PS My hunch is that the animosity is justified by regarding certain characteristics of the priesthood – its maleness and its celibacy – as simply evil, worthy of nothing but thunderous prophetic denunciation. Add in the clergy abuse scandal and cover-up – which is in fact simply evil – and you get prophetic arrogance. Maybe Bruni should read my colleague Chris Vogt’s piece on the limits of prophetic discourse.
Thank you for this piece; I had not yet read Bruni’s column, and I am glad that when I did, it was within the context of your post.
As someone who is too far to the right for the left, and too far to the left for the right, I am often at the receiving end of someone’s ire. Allow me to add that I spent a lot of time on the left, unfurling vitriolic posts of my own, in a blog that is no longer extant; I understand the territory. I do not like it most of the time.
There is a tremendous amount of arrogance on both sides, full of all sorts of righteous indignation. It is a mess, because so often – and trust me, I know so little – so often it is couched in what I have come to know and understand as bad theology.
There is a lot to think about here. I understand the need to express anger, but if it never goes anywhere, if it never matures into anything besides self-righteous disdain for the “other,” we have missed the point of Jesus. At least as I see it…
I find it ironic that the same people who invoke a (largely mythical) model of the early Church as a pure ideal from which the institution has fallen, are often the same people who deny the authorition of tradition, when it poroduces things like an all male priesthood, or opposes same sex mariage.
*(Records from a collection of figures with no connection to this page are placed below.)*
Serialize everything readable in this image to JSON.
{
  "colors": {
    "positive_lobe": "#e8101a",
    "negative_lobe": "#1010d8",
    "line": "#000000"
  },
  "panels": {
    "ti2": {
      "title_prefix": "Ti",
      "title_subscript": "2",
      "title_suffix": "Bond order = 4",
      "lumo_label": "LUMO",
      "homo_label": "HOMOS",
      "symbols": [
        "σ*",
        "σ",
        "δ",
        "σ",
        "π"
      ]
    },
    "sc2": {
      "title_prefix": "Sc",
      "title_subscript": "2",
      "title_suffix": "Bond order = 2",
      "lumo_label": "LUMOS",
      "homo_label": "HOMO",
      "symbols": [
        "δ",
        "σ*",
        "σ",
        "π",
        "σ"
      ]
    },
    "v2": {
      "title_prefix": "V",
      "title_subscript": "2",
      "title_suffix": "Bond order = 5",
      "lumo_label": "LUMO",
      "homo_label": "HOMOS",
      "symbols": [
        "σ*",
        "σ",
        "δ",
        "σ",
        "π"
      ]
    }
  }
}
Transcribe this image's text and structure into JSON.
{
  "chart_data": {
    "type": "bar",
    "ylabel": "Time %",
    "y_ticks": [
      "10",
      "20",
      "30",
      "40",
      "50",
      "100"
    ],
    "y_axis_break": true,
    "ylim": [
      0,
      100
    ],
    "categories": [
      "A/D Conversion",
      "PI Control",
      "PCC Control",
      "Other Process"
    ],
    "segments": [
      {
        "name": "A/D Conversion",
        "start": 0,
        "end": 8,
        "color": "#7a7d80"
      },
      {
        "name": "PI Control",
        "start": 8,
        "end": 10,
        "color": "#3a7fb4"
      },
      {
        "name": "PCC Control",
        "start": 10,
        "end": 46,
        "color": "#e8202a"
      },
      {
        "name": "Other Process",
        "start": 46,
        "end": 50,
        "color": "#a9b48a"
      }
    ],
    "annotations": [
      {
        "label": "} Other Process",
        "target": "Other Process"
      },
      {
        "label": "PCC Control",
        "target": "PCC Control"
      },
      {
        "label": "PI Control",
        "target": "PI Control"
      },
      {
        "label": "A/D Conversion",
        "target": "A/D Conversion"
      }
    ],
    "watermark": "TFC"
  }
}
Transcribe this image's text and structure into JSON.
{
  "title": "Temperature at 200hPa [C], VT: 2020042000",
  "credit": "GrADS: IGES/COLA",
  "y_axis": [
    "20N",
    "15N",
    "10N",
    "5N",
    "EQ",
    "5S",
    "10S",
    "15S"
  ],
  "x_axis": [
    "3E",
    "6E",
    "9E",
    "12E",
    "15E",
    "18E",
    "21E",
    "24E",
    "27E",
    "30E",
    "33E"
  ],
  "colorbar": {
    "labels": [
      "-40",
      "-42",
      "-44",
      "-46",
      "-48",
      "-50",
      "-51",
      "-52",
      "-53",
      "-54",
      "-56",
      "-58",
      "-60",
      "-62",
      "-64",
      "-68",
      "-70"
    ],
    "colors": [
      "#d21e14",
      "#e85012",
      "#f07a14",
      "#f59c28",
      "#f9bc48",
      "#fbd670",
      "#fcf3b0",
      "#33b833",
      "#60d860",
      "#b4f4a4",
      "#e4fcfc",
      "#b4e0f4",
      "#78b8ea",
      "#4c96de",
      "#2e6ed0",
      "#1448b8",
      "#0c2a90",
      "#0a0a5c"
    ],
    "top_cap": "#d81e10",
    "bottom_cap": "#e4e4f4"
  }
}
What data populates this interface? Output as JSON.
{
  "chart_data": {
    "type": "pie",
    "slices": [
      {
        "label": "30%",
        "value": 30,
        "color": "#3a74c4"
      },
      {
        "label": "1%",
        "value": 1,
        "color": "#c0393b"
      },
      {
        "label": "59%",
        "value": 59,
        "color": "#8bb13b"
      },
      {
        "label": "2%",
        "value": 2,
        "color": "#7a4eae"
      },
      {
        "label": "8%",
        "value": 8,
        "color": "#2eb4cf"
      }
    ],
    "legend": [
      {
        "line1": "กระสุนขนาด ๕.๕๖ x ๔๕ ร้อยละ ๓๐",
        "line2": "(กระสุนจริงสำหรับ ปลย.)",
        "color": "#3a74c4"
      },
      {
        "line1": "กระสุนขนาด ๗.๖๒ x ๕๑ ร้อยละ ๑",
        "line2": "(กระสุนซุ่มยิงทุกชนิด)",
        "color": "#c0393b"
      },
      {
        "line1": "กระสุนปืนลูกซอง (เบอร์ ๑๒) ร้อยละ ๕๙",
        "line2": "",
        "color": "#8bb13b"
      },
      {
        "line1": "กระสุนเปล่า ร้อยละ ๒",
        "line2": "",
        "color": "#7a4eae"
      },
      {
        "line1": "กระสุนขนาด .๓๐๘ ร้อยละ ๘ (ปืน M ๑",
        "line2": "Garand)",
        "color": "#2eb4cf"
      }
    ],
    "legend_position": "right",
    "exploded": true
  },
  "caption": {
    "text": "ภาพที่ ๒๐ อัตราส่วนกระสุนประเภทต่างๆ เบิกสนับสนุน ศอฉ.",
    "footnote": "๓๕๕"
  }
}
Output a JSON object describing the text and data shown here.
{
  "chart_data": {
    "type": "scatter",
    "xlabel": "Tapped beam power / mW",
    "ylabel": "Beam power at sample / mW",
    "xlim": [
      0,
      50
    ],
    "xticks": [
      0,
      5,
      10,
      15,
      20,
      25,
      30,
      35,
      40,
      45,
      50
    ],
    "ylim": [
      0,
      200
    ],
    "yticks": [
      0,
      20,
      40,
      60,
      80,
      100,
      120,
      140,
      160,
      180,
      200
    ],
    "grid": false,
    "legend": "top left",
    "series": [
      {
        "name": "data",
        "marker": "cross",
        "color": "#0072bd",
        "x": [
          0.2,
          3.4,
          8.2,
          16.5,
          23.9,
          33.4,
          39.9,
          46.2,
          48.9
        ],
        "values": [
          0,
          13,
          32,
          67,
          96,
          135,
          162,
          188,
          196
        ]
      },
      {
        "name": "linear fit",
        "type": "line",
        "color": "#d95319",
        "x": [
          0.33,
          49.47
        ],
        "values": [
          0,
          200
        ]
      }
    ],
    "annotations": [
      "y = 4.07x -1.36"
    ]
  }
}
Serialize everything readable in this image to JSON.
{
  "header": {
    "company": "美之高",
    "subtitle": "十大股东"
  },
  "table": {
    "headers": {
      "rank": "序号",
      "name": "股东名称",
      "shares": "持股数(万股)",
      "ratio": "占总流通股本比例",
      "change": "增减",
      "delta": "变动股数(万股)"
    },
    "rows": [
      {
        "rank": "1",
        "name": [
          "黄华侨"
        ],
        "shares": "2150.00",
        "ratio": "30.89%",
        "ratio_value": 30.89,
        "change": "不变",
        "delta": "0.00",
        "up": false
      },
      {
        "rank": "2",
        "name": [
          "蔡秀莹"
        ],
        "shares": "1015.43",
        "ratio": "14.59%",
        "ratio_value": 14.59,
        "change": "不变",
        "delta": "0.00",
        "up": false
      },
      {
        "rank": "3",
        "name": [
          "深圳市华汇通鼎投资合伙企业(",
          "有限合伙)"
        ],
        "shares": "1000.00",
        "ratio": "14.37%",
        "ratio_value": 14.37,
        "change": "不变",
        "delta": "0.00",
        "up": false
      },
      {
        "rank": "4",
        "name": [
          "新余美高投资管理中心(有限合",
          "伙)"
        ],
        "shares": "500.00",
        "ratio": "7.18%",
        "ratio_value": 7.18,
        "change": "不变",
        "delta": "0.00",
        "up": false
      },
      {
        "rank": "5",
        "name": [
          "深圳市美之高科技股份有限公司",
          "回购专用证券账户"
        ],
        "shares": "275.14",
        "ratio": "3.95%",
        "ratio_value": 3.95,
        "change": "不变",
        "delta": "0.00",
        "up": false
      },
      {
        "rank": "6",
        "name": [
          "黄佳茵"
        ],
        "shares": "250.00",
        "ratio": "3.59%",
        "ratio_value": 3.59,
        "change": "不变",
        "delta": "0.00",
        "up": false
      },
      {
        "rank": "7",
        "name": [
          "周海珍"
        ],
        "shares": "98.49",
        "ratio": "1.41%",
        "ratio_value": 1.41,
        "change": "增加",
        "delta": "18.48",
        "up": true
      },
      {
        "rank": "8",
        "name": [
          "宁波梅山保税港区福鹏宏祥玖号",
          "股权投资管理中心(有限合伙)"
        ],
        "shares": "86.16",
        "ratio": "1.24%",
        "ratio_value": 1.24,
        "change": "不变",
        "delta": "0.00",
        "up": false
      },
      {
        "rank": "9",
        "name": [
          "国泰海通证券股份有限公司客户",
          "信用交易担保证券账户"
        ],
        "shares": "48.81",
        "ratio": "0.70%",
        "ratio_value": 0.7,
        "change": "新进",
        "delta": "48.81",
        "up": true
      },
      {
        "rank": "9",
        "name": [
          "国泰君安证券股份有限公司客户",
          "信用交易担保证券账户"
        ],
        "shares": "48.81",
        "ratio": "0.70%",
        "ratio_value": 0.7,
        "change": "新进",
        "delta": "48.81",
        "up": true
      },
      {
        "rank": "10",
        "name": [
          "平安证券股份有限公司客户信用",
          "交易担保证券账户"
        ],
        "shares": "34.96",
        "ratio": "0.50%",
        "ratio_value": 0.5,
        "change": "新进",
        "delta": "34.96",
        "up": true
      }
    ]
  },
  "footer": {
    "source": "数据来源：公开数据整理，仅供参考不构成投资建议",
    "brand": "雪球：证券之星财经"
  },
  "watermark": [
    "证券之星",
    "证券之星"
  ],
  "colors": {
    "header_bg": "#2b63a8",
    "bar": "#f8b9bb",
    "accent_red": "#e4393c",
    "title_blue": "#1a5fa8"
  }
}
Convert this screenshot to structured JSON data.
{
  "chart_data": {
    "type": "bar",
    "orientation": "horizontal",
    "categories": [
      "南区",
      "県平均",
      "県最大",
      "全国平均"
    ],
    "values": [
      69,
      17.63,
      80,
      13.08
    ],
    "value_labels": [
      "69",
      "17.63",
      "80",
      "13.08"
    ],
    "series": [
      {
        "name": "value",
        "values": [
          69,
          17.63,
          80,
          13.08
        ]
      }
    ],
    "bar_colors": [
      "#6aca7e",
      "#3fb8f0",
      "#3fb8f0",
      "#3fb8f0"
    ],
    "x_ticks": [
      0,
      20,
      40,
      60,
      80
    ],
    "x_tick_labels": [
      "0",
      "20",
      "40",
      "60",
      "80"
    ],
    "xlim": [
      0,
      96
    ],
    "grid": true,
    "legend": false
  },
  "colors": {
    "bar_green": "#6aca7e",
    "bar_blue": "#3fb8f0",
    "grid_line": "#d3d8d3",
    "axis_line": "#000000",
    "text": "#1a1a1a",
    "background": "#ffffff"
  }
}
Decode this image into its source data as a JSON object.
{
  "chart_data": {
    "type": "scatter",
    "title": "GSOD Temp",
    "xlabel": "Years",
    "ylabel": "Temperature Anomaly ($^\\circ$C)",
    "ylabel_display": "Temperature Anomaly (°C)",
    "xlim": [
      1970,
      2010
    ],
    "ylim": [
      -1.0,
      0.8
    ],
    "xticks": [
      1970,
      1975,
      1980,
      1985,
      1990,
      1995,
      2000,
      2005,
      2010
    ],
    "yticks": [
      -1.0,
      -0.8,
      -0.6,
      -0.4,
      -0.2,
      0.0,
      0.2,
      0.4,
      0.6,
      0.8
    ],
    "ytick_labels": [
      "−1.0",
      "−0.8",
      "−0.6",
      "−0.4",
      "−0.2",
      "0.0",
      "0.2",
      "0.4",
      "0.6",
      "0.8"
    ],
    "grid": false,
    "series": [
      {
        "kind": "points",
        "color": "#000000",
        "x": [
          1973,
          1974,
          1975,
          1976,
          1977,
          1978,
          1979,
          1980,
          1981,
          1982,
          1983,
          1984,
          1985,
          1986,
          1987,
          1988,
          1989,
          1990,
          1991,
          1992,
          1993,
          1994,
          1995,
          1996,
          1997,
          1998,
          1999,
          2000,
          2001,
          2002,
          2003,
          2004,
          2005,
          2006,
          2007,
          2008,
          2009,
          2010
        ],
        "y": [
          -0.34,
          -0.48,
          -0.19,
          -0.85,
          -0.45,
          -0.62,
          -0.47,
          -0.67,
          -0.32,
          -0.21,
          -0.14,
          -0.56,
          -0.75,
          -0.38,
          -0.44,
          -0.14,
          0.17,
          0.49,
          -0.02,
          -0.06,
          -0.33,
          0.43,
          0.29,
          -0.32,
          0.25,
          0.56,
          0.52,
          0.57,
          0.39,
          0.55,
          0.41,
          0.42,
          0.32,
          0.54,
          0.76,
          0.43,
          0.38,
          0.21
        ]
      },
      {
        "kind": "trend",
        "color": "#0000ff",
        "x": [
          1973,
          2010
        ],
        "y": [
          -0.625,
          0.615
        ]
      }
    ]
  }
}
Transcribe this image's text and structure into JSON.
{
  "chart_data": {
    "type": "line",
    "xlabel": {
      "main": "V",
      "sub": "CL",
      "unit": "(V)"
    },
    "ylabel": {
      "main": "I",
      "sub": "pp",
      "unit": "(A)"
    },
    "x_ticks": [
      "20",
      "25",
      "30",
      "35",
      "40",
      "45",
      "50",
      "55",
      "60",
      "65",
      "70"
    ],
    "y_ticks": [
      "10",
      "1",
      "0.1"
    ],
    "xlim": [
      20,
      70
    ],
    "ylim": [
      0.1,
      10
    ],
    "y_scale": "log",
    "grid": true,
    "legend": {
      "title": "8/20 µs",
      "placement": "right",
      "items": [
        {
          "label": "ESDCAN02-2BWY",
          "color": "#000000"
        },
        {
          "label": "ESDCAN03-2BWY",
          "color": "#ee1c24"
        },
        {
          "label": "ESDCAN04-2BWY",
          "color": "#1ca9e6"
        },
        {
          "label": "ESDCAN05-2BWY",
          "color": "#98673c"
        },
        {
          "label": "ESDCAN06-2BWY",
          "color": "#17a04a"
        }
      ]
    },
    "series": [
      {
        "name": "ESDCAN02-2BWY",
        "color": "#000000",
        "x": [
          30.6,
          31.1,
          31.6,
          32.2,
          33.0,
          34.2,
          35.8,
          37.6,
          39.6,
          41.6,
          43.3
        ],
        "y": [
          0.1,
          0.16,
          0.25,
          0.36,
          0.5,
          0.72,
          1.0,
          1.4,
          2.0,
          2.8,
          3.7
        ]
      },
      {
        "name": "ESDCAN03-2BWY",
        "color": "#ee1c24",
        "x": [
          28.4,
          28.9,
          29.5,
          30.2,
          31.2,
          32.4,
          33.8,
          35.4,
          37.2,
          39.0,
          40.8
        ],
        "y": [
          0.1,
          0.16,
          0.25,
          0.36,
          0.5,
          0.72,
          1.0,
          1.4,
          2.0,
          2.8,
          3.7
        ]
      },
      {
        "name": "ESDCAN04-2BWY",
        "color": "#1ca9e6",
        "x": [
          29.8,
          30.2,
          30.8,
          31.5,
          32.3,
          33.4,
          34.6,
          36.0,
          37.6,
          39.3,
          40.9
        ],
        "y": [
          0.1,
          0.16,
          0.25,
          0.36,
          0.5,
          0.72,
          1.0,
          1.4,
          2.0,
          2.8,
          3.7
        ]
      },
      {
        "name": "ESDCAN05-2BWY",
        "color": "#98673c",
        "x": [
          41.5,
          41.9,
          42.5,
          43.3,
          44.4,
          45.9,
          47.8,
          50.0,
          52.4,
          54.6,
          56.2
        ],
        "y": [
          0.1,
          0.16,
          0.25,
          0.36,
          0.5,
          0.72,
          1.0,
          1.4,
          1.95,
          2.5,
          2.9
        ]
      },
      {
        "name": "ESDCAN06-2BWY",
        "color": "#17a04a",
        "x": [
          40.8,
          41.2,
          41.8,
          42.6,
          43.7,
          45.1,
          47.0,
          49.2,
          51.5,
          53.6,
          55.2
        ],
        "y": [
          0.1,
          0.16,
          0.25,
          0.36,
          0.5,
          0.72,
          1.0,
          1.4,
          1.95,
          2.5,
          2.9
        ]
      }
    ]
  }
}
When the Times attacked CBS News / 60 Minutes years ago on the Brown & Williamson tobacco matter (the movie “The Insider”), the Times did so by reminding CBS of its great tradition of journalism. “The network is betraying the great legacy of Edward R. Murrow…” (or words to that effect).
None of us wants to be compared with Christ, let alone St. Francis or Bl. Mother Teresa. But if Bruni had taken that tact, setting aside his amateur theology, he’d had had a compelling article.
The way to cajole the church is by reminding her of her great traditions and what she can be.